WEIGHT: 64 kg
Breast: Medium
One HOUR:100$
NIGHT: +50$
Services: Facial, Humiliation (giving), 'A' Levels, Parties, Massage Thai
Tuesday, 20 August Posted by Velouria Posted on 3 comments. At 10 o'clock on a cold, windy morning in the sleepy hollow of Willowmore, one of the highlights on the South African mountain biking calendar gets underway - the Trans Baviaans.
For The Night Time Ninjas, the race begins several months before, and I'm not talking about competing with other teams, I'm talking about the intra-team competition. Trans Baviaans 10 The objective is to give the impression that you are the weakest link in the three man team, while doing everything in your power to ensure that you aren't. The only rule is "There are no rules". Anything goes - secret training, strategic alliances, double crossing, faked illnesses, false rumours, doctored Strava uploads.
It's a mental game that has you secretly spying on teammates' training progress, inflating body fat percentages, and doing some extra training on the rollers in the garage where no one can see. Come the race weekend all that changes - the gloves come off, the secrets are spilled and you talk up your game to convince your teammates that you are in peak form, finely tuned and ready to race.
In a three man team you don't have to be the fastest, but you certainly don't want to be the slowest. Red sky at night?

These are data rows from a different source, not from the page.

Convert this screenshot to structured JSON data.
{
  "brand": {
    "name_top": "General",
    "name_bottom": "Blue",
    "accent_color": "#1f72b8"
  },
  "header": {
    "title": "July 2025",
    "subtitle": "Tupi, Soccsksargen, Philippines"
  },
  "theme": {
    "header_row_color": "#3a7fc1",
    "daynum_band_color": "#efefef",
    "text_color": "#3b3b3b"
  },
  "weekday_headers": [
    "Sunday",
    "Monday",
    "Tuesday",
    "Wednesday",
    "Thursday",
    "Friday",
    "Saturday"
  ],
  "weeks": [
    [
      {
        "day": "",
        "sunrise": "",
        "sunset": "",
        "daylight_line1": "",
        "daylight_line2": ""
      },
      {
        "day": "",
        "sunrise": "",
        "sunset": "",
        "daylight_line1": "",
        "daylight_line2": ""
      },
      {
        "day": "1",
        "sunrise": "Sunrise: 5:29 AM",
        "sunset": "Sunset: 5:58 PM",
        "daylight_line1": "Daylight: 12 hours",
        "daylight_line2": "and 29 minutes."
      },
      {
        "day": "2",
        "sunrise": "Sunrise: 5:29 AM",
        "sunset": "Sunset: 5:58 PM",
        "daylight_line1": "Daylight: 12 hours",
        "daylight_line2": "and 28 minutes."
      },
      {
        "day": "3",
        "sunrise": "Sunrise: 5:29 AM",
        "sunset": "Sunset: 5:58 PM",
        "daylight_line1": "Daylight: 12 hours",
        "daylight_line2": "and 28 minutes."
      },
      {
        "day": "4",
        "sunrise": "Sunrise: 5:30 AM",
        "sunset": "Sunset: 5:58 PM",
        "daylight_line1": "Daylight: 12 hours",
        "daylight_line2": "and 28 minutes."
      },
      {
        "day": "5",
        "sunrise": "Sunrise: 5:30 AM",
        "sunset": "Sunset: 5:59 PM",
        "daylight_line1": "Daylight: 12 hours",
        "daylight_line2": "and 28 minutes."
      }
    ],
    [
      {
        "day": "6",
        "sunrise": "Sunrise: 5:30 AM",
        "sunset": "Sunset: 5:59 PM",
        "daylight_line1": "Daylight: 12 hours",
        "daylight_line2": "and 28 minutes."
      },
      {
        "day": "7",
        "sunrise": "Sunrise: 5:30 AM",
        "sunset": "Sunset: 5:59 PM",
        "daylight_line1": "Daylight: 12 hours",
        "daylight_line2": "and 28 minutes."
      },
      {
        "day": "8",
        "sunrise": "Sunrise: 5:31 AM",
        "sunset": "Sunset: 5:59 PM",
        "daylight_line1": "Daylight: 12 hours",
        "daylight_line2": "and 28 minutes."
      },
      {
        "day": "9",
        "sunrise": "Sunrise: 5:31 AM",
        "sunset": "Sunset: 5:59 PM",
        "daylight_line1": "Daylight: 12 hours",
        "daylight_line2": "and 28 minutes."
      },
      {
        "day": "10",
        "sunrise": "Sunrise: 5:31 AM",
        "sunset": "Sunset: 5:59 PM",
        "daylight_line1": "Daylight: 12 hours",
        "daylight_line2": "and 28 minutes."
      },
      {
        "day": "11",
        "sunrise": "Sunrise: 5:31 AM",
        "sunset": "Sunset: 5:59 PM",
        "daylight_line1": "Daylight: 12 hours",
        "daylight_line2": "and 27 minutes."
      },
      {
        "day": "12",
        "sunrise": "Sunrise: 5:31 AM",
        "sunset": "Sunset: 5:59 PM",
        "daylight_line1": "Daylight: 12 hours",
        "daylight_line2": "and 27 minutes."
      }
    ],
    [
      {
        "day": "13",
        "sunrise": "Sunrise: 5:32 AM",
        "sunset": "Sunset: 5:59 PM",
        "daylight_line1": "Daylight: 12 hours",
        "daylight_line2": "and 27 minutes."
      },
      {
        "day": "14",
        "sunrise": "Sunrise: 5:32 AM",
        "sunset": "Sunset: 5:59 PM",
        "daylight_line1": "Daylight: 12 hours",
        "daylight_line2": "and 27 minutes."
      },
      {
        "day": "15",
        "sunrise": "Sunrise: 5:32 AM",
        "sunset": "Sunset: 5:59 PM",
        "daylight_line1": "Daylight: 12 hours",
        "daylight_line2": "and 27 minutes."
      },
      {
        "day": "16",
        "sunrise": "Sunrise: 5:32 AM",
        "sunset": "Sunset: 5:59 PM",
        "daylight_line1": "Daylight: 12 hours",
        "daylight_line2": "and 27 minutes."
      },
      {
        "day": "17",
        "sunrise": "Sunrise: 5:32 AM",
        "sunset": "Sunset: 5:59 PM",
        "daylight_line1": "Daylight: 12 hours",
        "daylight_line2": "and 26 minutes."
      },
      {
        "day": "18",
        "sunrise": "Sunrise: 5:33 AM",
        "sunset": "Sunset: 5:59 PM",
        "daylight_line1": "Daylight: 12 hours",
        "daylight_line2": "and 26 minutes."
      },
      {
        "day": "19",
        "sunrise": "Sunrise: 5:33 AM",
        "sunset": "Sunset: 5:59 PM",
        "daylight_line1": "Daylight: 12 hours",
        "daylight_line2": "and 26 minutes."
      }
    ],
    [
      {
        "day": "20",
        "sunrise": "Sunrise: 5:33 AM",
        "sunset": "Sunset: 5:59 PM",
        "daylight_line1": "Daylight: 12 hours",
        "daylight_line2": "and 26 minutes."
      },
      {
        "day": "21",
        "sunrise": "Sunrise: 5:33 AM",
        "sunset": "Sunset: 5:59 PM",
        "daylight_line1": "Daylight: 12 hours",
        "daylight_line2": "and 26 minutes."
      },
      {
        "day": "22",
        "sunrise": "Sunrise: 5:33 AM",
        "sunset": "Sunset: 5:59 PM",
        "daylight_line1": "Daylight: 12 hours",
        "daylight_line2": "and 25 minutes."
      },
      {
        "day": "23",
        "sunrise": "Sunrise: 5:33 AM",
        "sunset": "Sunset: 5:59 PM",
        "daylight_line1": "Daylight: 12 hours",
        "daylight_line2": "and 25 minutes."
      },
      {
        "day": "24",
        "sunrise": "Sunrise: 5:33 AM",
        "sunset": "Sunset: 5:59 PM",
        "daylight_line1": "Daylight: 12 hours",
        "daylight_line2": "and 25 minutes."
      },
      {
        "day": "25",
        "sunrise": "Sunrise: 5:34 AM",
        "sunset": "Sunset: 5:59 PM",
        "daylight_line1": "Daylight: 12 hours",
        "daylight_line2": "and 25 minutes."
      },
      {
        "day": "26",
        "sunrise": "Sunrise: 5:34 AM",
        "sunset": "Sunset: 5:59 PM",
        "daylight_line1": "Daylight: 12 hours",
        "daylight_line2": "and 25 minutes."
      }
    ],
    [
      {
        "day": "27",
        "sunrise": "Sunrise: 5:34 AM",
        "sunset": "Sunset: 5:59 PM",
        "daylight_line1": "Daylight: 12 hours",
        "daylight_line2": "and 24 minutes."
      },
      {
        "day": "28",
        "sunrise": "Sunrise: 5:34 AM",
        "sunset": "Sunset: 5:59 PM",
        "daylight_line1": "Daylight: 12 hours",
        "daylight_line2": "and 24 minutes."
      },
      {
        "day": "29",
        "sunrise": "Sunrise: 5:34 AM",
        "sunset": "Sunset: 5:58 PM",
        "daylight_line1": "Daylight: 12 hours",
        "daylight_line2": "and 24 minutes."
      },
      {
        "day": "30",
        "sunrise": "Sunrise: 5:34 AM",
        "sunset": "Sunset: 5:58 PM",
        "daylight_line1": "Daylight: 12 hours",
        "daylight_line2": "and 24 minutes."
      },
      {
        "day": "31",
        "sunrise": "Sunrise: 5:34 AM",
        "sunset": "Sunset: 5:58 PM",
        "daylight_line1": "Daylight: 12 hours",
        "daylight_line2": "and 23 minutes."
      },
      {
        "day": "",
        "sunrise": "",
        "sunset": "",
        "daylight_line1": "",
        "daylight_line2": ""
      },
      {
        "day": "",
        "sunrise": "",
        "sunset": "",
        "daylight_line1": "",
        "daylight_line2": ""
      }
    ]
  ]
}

Part of my pre-race psychological warfare arsenal is to book our accommodation in the Willowmore Primary School hostel. Apart from being convenient and central, it has several characteristics that tend to get to Old Man John. There is seldom hot water, and for a shower addict this is apparently quite a problem. The mattresses are thin, the pasta meal is oily and stodgy, the wooden floors are noisy, the rooms are cold, the toilets clog frequently, and there is always at least one team that has to wake up at 5 in the morning and walk around making a noise like a herd of Nguni cattle.